I only clamp up my joinery in the morning, never at the end of the day.
The usual method of getting a carcass square under clamping pressure is to measure the diagonals and if they are unequal, shift the clamps a bit. This can take some time! Sash clamps are heavy and the work needs protection, with pads, which probably fall off when pressure is slackened.
Proper preparation is imperative, including a dry run to ensure the components fit satisfactorily. There will always be some distortion and thin sides visibly bend. This old oak seems brittle, so the jig prevents breakage.

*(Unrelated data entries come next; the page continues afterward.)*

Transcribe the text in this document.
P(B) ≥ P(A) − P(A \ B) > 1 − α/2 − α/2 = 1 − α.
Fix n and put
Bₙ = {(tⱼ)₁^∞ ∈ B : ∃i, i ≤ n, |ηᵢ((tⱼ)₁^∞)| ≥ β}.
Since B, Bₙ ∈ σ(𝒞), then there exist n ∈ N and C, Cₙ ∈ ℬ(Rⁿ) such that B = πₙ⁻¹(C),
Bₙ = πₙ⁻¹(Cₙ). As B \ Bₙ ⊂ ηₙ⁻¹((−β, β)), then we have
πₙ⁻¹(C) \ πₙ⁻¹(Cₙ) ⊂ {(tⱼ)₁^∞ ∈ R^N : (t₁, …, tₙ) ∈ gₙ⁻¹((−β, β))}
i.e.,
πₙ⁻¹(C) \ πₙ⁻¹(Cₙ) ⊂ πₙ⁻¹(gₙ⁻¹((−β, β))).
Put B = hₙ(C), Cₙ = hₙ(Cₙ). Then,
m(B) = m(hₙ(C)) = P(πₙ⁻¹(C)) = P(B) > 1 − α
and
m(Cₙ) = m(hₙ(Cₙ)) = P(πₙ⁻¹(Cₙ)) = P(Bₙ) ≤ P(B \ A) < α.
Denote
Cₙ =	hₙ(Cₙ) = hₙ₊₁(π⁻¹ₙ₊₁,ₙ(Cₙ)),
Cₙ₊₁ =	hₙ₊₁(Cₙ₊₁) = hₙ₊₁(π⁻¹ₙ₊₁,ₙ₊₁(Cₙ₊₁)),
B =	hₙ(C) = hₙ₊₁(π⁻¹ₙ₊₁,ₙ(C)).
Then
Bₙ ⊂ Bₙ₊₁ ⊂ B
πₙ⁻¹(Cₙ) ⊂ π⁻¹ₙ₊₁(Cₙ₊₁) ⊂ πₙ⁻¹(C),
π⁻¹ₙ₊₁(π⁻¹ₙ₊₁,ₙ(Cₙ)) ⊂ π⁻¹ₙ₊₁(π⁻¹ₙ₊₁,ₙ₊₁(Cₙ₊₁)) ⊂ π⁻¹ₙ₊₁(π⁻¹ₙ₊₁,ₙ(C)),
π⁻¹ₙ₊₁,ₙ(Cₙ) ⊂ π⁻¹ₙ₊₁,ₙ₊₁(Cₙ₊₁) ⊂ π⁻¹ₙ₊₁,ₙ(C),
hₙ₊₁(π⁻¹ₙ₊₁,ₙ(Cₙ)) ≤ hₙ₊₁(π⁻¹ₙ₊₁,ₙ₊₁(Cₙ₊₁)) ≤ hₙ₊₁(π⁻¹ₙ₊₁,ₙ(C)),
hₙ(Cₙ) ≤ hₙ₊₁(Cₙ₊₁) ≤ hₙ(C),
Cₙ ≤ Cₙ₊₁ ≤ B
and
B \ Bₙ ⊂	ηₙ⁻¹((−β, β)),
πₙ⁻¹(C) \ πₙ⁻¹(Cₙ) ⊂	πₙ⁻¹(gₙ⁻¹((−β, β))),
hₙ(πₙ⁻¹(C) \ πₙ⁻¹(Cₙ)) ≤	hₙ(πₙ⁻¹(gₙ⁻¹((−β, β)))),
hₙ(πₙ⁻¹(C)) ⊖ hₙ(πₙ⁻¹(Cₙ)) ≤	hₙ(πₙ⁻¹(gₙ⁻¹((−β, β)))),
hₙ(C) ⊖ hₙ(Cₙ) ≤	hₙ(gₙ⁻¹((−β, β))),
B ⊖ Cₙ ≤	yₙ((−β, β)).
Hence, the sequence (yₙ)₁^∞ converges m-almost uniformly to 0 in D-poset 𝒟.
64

What is showing here is a small box with integral lid, rebated into the sides. This is reclaimed antique oak, and it has to fit into another box, so it has to be square, and no planing off the sides. Simple through dovetails, the projecting tails and pins will be sanded off. (Well, alright, I might plane them a bit.)
To ease the difficulties I made a jig to hold the sides vertical and square to each other
Next, the carcass is tried in the jig. You can see masking tape all over the place. This helps to orient the pieces, and lots of instructions have been written on them prior to cutting, which I MUST read, or I will do something wrong and have to cut some more material. The tape also protects against glue stain. And on that subject, I wear disposable gloves. Or the stains on fingers last for days.
And then with lid on (actually the bottom, sorry)
I had two goes at positioning the clamps. I have attached pads to the sides using double sided tape.
That was a dry run.
Now glue has been applied, clamps set, and fingers crossed.
NB another way to mitigate stress is not to use the dining table. But the weather is cold and wet, so I can countenance potential discord.